ファンが発する音量も、測定値としては45dBAとなったものの、その時間は短くすぐに40dBA前後に下がっている。音域もあまり高くないので不快な音ではない。静かな図書館やカフェなどでも、電源プランを「パフォーマンスに最適」にした状態で使用できそうだ。

ACアダプタは左側面奥の専用端子に接続する。標準付属のACアダプタのサイズは105×44×29ミリ。重さはコード込みで実測289グラム。出力は9Vで3.42Aだ


ノートPCの画面サイズをどう選ぶのか? といったとき、14型ディスプレイのノートPCは、使い勝手を重視したディスプレイサイズとキーボード、多様なインタフェースを搭載しつつ、外に持ち出して使う携帯性も考慮した汎用多目的ノートPCとして選ばれるケースが多い。

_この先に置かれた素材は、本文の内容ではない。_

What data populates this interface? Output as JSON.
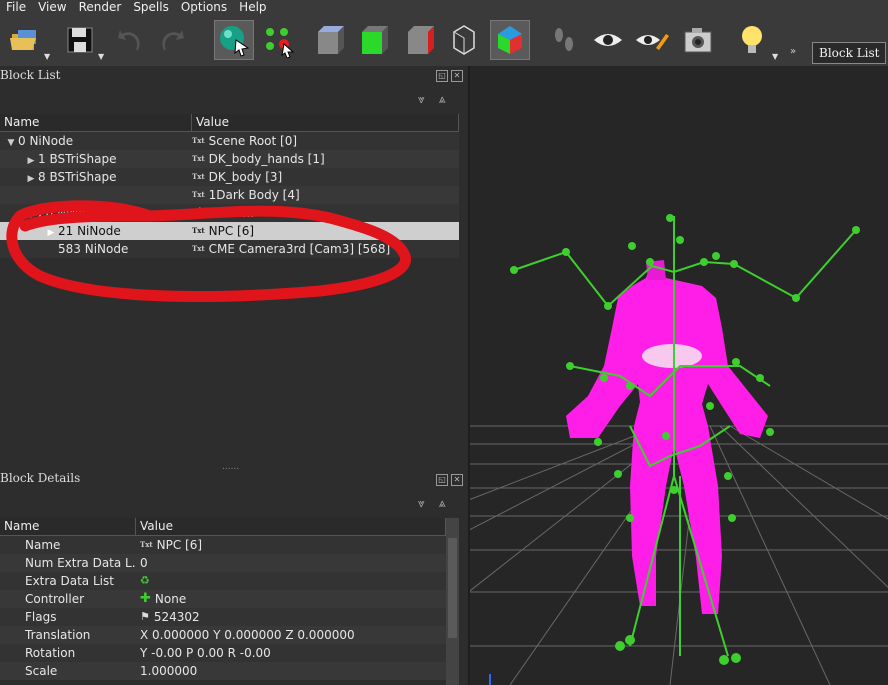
{
  "menu": [
    "File",
    "View",
    "Render",
    "Spells",
    "Options",
    "Help"
  ],
  "toolbar": {
    "overflow_chevron": "»",
    "blocklist_button": "Block List",
    "icons": [
      "open-folder-icon",
      "save-disk-icon",
      "undo-icon",
      "redo-icon",
      "select-sphere-icon",
      "bone-select-icon",
      "cube-gray-icon",
      "cube-green-icon",
      "cube-red-face-icon",
      "cube-wireframe-icon",
      "cube-colored-icon",
      "footprints-icon",
      "eye-icon",
      "eye-pencil-icon",
      "camera-icon",
      "lightbulb-icon"
    ]
  },
  "block_list": {
    "title": "Block List",
    "columns": {
      "name": "Name",
      "value": "Value"
    },
    "rows": [
      {
        "name": "0 NiNode",
        "value": "Scene Root [0]",
        "indent": 0,
        "expander": "▼",
        "txt": true
      },
      {
        "name": "1 BSTriShape",
        "value": "DK_body_hands [1]",
        "indent": 1,
        "expander": "▶",
        "txt": true
      },
      {
        "name": "8 BSTriShape",
        "value": "DK_body [3]",
        "indent": 1,
        "expander": "▶",
        "txt": true
      },
      {
        "name": "",
        "value": "1Dark Body [4]",
        "indent": 1,
        "expander": "",
        "txt": true
      },
      {
        "name": "20 NiNode",
        "value": "skeleton...",
        "indent": 1,
        "expander": "▼",
        "txt": false
      },
      {
        "name": "21 NiNode",
        "value": "NPC [6]",
        "indent": 2,
        "expander": "▶",
        "txt": true,
        "selected": true
      },
      {
        "name": "583 NiNode",
        "value": "CME Camera3rd [Cam3] [568]",
        "indent": 2,
        "expander": "",
        "txt": true
      }
    ]
  },
  "block_details": {
    "title": "Block Details",
    "columns": {
      "name": "Name",
      "value": "Value"
    },
    "rows": [
      {
        "name": "Name",
        "value": "NPC [6]",
        "icon": "txt"
      },
      {
        "name": "Num Extra Data L...",
        "value": "0",
        "icon": ""
      },
      {
        "name": "Extra Data List",
        "value": "",
        "icon": "recycle"
      },
      {
        "name": "Controller",
        "value": "None",
        "icon": "plus"
      },
      {
        "name": "Flags",
        "value": "524302",
        "icon": "flag"
      },
      {
        "name": "Translation",
        "value": "X 0.000000 Y 0.000000 Z 0.000000",
        "icon": ""
      },
      {
        "name": "Rotation",
        "value": "Y -0.00 P 0.00 R -0.00",
        "icon": ""
      },
      {
        "name": "Scale",
        "value": "1.000000",
        "icon": ""
      }
    ]
  },
  "colors": {
    "annotation": "#e0141b",
    "skeleton": "#3ecf2e",
    "mesh": "#ff1ee8",
    "grid": "#6b6b6b"
  }
}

その観点で評価すると、LIFEBOOK MHシリーズは14型ディスプレイ搭載モデルとしては平均的な重さながら処理能力は高い。かつ、使いやすさを訴求するキートップ形状と、十分なキーピッチ・ストロークを確保したタイプしやすいキーボードを備えている。

日本のビジネスシーンでは依然として需要が多いUSB Type-Aを潤沢に搭載するMH75/F3(そしてボディ仕様が共通するMH55/F3も)は、家を中心としたハイブリッドワークで使えるノートPCとして、有力な選択肢といえるだろう。